The Lynchpin: Have A Weekly Plan

Nature abhors a vacuum. If you walk in the door at 5:30pm (whether you’re coming home from a long day out with the kids or walking in the door after a long day at work) and you don’t have a plan, unhealthy, fast food will rush to fill the void.

That’s why it’s so important to plan ahead for the week. Do yourself a favor and organize two-week’s worth of easy-to-make healthy dinner menus. Then create a weekly shopping list for each of the two weeks and either print them out or, if you have it available in your area, input them as separate lists in an online grocery store, like Pea Pod or Fresh Direct. That way you’ll always have what you need on hand.

Use a menu printable like this to get yourself organized.

Here are four additional tips that will keep you eating well all summer.

Grill. A lot
Not only is grilling really easy and fast, it also is done outdoors, making it easy to join in with kids jumping on a trampoline, playing hide-and-go-seek, or otherwise running around. So do yourself a favor and include at least 3 nights of grilling in your weekly plan.

Make big dinners & enjoy big leftovers
Every Sunday double a recipe and freeze it. It doesn’t take any extra time to do, and it means you have a “get out of jail free” card to use later in the week when you’ve got zero time.

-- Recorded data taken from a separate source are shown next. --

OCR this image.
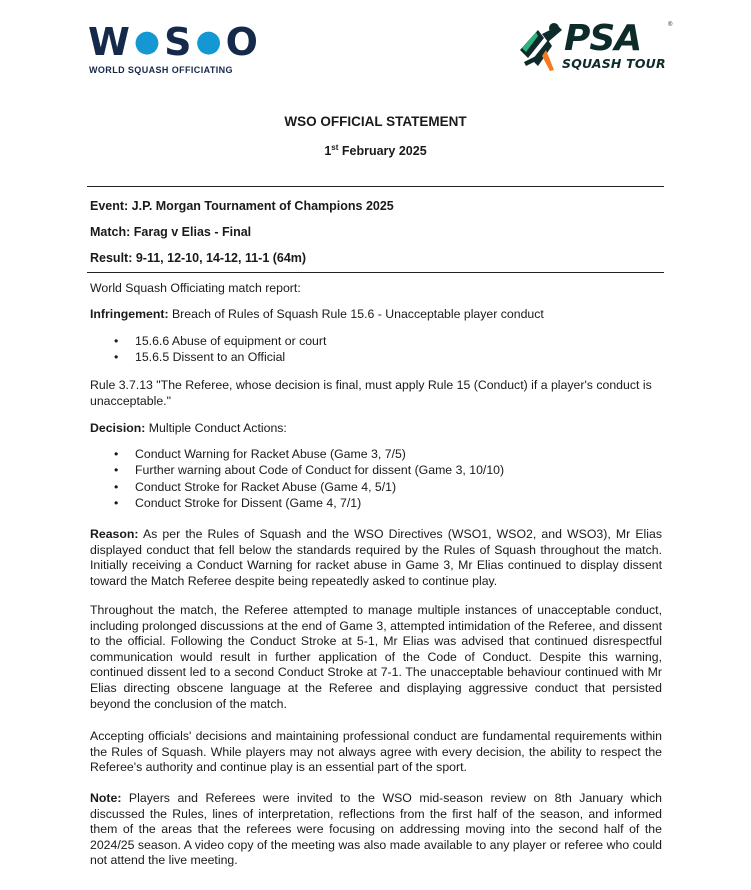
W ●S ●O
WORLD SQUASH OFFICIATING
PSA	®
SQUASH TOUR
WSO OFFICIAL STATEMENT
1st February 2025
Event: J.P. Morgan Tournament of Champions 2025
Match: Farag v Elias - Final
Result: 9-11, 12-10, 14-12, 11-1 (64m)
World Squash Officiating match report:
Infringement: Breach of Rules of Squash Rule 15.6 - Unacceptable player conduct
• 15.6.6 Abuse of equipment or court
• 15.6.5 Dissent to an Official
Rule 3.7.13 "The Referee, whose decision is final, must apply Rule 15 (Conduct) if a player's conduct is unacceptable."
Decision: Multiple Conduct Actions:
• Conduct Warning for Racket Abuse (Game 3, 7/5)
• Further warning about Code of Conduct for dissent (Game 3, 10/10)
• Conduct Stroke for Racket Abuse (Game 4, 5/1)
• Conduct Stroke for Dissent (Game 4, 7/1)
Reason: As per the Rules of Squash and the WSO Directives (WSO1, WSO2, and WSO3), Mr Elias displayed conduct that fell below the standards required by the Rules of Squash throughout the match. Initially receiving a Conduct Warning for racket abuse in Game 3, Mr Elias continued to display dissent toward the Match Referee despite being repeatedly asked to continue play.
Throughout the match, the Referee attempted to manage multiple instances of unacceptable conduct, including prolonged discussions at the end of Game 3, attempted intimidation of the Referee, and dissent to the official. Following the Conduct Stroke at 5-1, Mr Elias was advised that continued disrespectful communication would result in further application of the Code of Conduct. Despite this warning, continued dissent led to a second Conduct Stroke at 7-1. The unacceptable behaviour continued with Mr Elias directing obscene language at the Referee and displaying aggressive conduct that persisted beyond the conclusion of the match.
Accepting officials' decisions and maintaining professional conduct are fundamental requirements within the Rules of Squash. While players may not always agree with every decision, the ability to respect the Referee's authority and continue play is an essential part of the sport.
Note: Players and Referees were invited to the WSO mid-season review on 8th January which discussed the Rules, lines of interpretation, reflections from the first half of the season, and informed them of the areas that the referees were focusing on addressing moving into the second half of the 2024/25 season. A video copy of the meeting was also made available to any player or referee who could not attend the live meeting.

Alternate a grill night with a salad night
When you’re grilling, double the amount of meat you grill and set aside the extras in an airtight container in the fridge. Then the next night, reheat the meat and toss it on a chopped salad. Fast and healthy.

Control your portions
The one downside of grilling is that it’s easy to go overboard on portion sizes. My husband calls this the “Little Taste Syndrome” (as in, I’ll just have a little taste more). Keep yourself, and meat-loving hubbies, in check by using a dessert plate to serve yourself dinner. You’ll eat less and feel full.

What are your favorite tricks for eating healthily in spite of chaotic summer schedules?